Uniknya isu babi dan halal haram santer pada zaman modern. Dan tentu saja santer di tempat2 Muslim menjadi minoritas. Dulu, Nabi Muhammad sering datang ke undangan makan komunitas non-Muslim. Artinya, beliau setidaknya menikmati makanan disana. Hadis riwayat Muslim dari Abu Hurairah mengatakan bahwa Nabi tidak pernah komen tentang makanan kalau dia diundang; beliau makan makanan yang disukainya, dan membiarkan makanan yang tidak disukainya. "Mu'amalah ma'a nas" nya luar biasa baiknya! [Gak ada clash of civilization!]

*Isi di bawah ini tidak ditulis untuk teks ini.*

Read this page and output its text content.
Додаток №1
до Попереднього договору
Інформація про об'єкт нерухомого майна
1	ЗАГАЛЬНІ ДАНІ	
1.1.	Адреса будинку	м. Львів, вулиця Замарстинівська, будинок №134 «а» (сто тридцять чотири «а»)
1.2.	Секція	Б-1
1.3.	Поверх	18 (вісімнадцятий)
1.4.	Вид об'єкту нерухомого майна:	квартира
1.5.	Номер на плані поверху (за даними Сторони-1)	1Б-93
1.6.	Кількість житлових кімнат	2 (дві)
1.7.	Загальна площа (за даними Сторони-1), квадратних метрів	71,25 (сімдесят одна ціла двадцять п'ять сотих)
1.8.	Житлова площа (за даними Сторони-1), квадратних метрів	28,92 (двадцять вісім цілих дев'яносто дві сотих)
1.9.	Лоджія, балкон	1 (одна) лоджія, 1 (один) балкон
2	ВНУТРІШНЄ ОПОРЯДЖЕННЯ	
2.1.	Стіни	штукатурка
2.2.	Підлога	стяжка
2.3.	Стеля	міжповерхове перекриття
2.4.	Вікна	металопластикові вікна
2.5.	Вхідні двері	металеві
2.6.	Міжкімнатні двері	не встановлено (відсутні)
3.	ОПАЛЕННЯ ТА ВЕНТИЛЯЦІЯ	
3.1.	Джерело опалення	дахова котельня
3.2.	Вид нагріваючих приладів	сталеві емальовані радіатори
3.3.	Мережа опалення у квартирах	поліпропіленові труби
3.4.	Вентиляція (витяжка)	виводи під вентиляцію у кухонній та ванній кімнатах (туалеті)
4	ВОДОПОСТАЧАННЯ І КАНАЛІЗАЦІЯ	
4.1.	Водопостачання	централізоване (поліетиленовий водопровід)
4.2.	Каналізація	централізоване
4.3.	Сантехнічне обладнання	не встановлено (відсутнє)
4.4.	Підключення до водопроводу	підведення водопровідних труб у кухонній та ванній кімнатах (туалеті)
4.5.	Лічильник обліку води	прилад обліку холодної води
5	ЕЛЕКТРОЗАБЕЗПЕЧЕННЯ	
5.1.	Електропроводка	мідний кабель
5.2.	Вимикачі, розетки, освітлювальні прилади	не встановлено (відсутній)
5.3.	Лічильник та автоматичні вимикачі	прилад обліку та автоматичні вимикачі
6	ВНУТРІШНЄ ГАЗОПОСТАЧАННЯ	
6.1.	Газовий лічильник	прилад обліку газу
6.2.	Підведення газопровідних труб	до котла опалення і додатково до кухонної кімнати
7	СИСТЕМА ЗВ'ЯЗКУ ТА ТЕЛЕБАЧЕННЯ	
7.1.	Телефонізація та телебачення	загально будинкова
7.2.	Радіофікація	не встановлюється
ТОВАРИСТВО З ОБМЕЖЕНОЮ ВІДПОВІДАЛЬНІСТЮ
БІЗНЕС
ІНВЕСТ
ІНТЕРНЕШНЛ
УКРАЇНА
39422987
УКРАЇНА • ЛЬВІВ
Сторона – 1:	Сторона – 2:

Dalam kitab-kitab fiqih klasik, tidak ada satu chapter atau topik tersendiri mengenai halal-haram. Dalam usul fiqh, para fuqaha membagi hukum suatu perkerjaan itu ada lima: fardhu/wajib, sunnah (dianjurkan), mubah (diperbolehkan), makruh (tidak dianjurkan/tidak disukai), dan haram (dilarang). Wacana halal-haram itu dibahas dalam fiqh mu'amalah (masalah sosial), diantaranya kitab at'imah (bab makanan). Nah sekarang fiqh halal-haram ini jadi komoditi, diantaranya ekonomi, sampai menjadi identitas sosial. Seorang teman yang tinggal di Singapura bertutur, kalau sekarang banyak pertemanan yang berakhir di depan pintu restoran. Atau acara makan2 di kantor urung gara2 tidak ada kesepakatan di restoran mana...

Setidaknya kata2 Farhan cukup menentramkan hati: "mummy, a friend of mine eats ham, but I dont care, I still play with him because he is a nice person."